France Bans Burkas, Is America Next?
Beginning April 12th Muslim women in France can no longer legally wear the face covering religious garments known as Burkas or Niqabs. Women may be stopped by the police and asked to uncover their face or pay a $190 fine and attend a civics class. Men found guilty of forcing a female to wear a burka in public could be fined up to $19000 and face a year in prison. This may seem unusual to Americans who are familiar with our first amendment guarantee to religious freedom, but France has always been extremely serious about assimilation and protection of French culture from foreign infiltration, as well as determinately secular. However this is about more than protecting French culture from non- assimilating groups. French authorities say it is a civil matter (and a women’s rights issue), but in reality France and Western Europe are becoming increasingly secular and concerned about religious influence in general on civil matters; this includes Christianity as well.
In France’s case, trending secularism began in 1789 with the French Revolution. Only a few years earlier, America rebelled against King George on the grounds of oppression and economics. The French rebelled against King Louis XVI because of the same reasons, but additionally rebelled against the priestly aristocracy who was the real source of social stratification. So while America was establishing Puritan and Quaker churches, the French were renaming their houses of worship Churches of Reason. This didn’t last of course because the French majority was not intent on forever abandoning their religion. However, the event certainly left its mark on France as did the Enlightenment ideas of where faith belongs in society-well out of civic issues.

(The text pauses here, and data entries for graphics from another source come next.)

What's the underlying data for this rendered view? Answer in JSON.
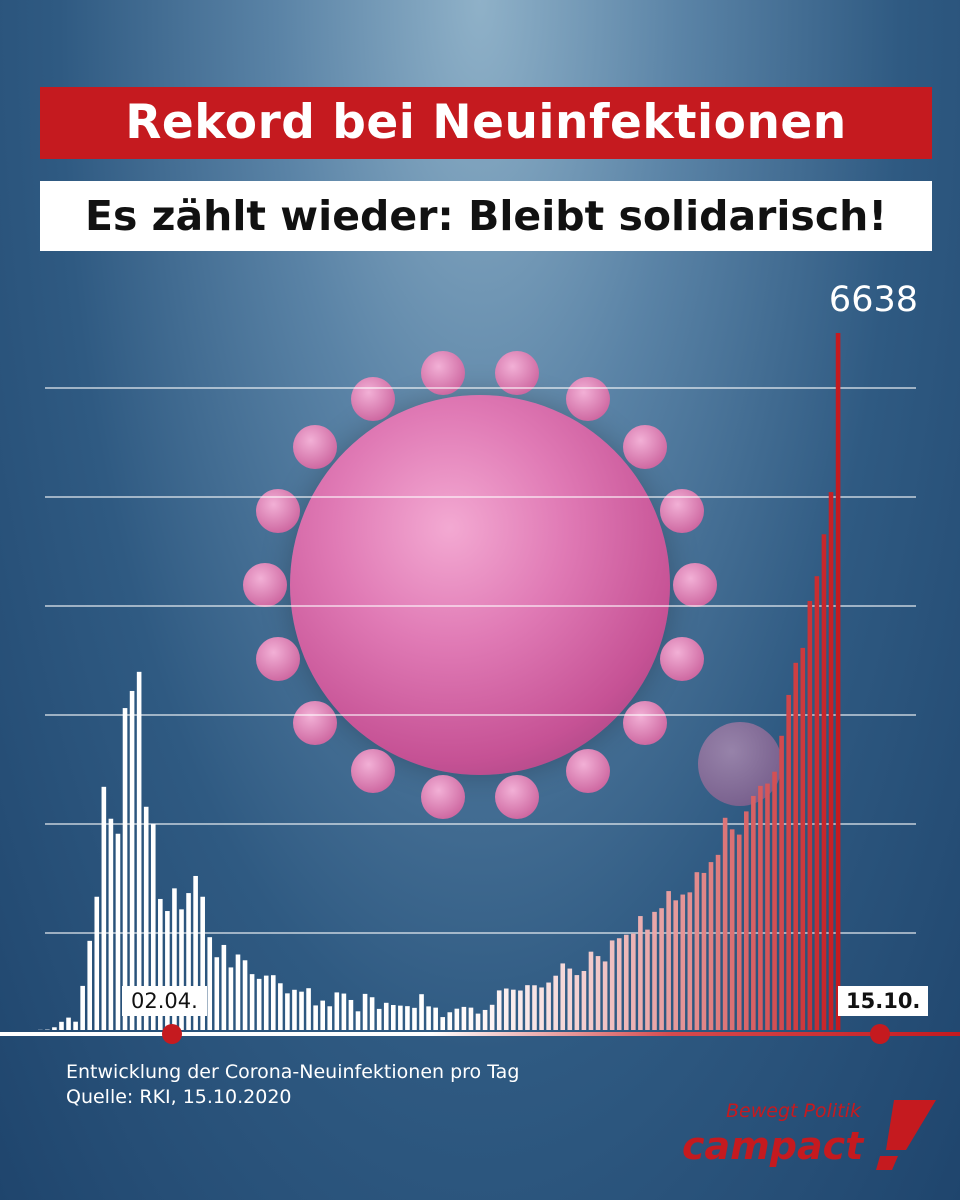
{
  "header": {
    "title": "Rekord bei Neuinfektionen",
    "subtitle": "Es zählt wieder: Bleibt solidarisch!"
  },
  "chart_data": {
    "type": "bar",
    "title": "",
    "xlabel": "",
    "ylabel": "",
    "highlight_labels": {
      "peak_value": "6638",
      "date_start": "02.04.",
      "date_end": "15.10."
    },
    "caption": [
      "Entwicklung der Corona-Neuinfektionen pro Tag",
      "Quelle: RKI, 15.10.2020"
    ],
    "ylim": [
      0,
      6638
    ],
    "grid": true,
    "colors": {
      "early": "#ffffff",
      "late": "#c51a1f"
    },
    "values": [
      2,
      4,
      26,
      78,
      118,
      79,
      420,
      849,
      1269,
      2316,
      2012,
      1869,
      3066,
      3229,
      3411,
      2126,
      1962,
      1248,
      1133,
      1349,
      1149,
      1304,
      1467,
      1269,
      884,
      693,
      810,
      596,
      719,
      664,
      532,
      487,
      518,
      522,
      445,
      349,
      383,
      365,
      398,
      234,
      280,
      226,
      358,
      347,
      286,
      178,
      344,
      312,
      201,
      259,
      238,
      232,
      227,
      211,
      341,
      225,
      213,
      123,
      169,
      203,
      220,
      213,
      156,
      191,
      240,
      377,
      395,
      384,
      376,
      427,
      426,
      405,
      452,
      517,
      634,
      585,
      523,
      562,
      746,
      704,
      653,
      853,
      874,
      907,
      919,
      1085,
      956,
      1125,
      1160,
      1323,
      1235,
      1290,
      1311,
      1503,
      1496,
      1599,
      1668,
      2021,
      1911,
      1861,
      2082,
      2229,
      2325,
      2347,
      2460,
      2802,
      3191,
      3497,
      3639,
      4086,
      4322,
      4721,
      5123,
      6638
    ]
  },
  "brand": {
    "tagline": "Bewegt Politik",
    "name": "campact"
  }
}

So could this restriction on Muslims happen in the U.S.? Should it happen? It is certainly true that America was founded on a strict separation of church and state, but our problem is we haven’t exactly found out where that dividing line is, and who gets to draw it. Therefore, the answer to the first question is yes and no. We have already seen the uproar and attempt to prevent the Muslim mosque being built near ground zero in New York, and there have been several reports of similar outrage and action in cities and towns across America. So yes, as long as the decision is made locally we may soon see a legal restriction on some Muslim expression of faith. However, such a restriction would never be upheld by the constitutionally restricted U.S. Supreme Court.
Perhaps the more relevant question is should such restrictions on Islam be desired? Once again the answer is not black or white but a shade of gray. Fundamentalist Islam is undoubtedly one of the most dangerous forces facing the future of global stability, but in America this threat is often not qualified with the words “fundamentalist” or “extremist”. It is an indisputable fact, that the vast majority of American Muslims are moderate, and are as assimilated as any other ethnic group in America. Moderate Muslims interpret the Koran allegorically; most significantly by interpreting jihad as an internal struggle against evil, rather than an external struggle against the infidels. However, if read literally there is no doubt that the Koran commands violence against those who oppose its teachings. The argument that is being made regularly is that America’s moderate Muslims are not doing enough to persuade their extremist brethren to interpret the Koran as they do. Now this is a simplification of the motivations behind Fundamentalist Islam, because of course, the Koran is not the only breeding ground for extremism, while it certainly makes it easier to become a martyr knowing you will be immediately rewarded for doing Allah’s work, their primary motivations are intertwined with global economics, politics, and cultural evolution.
Now here is where it gets personal for America’s Christians. Fundamentalist Christianity, characterized by a literal reading of the bible rather than the allegorical and selective exegesis of moderate or liberal Christians, is also a major threat to global stability and American civics. While Christianity has as much or more historical blood on its hands, admittedly it has evolved in to an overall less violent mode. However, the bible read literally is just as violent, xenophobic and ethnically exclusive as the Koran. Much of the universal love and brotherhood that Christianity supposedly represents is the result of interpolations by the early church leaders. Most religious scholars agree for instance that when Jesus said “love your neighbor” he was referring to your Jewish neighbor. Such statements were later stretched to form the creed of universal brotherhood. Regardless, the three thousand year history of Judeo-Christian belief is certainly not a historical exhibit of universal love and tolerance of ethnic differences. The same argument that says moderate Muslims sustain the foundation on which extremist Islam grows can be made about moderate Christians and their extremist brethren.
So the real question is not should we restrict the religious freedom of Muslims because of Islamaphobia (and it is a phobia by the way because it is an irrational belief that all Muslims are dangerous), but should we intently and methodically restrict religion’s role in civics and society in general. Contrary to popular conservative belief there is much evidence to support that the founders intended America to be a secular, not Christian, nation. Secularism, in spite of religion, is the source of our legal and moral system, and the contemporary form of Christianity is a reflection of our secular progress, not the source of it.
Fundamentalist Islam must evolve toward at least the pretense of universal brotherhood, but this will only come with advancing the status of women and cultivating economic and social justice in third world Islamic nations. Meanwhile, America needs to take a fearless gut check and realize that no religious ideas belong in any civic or public sector. And until it’s ready to restrict all religion based on reason and secularism instead of bigotry and xenophobia, Muslim’s religious freedom must be protected or we might find out that we are a lot more like France than we want to admit.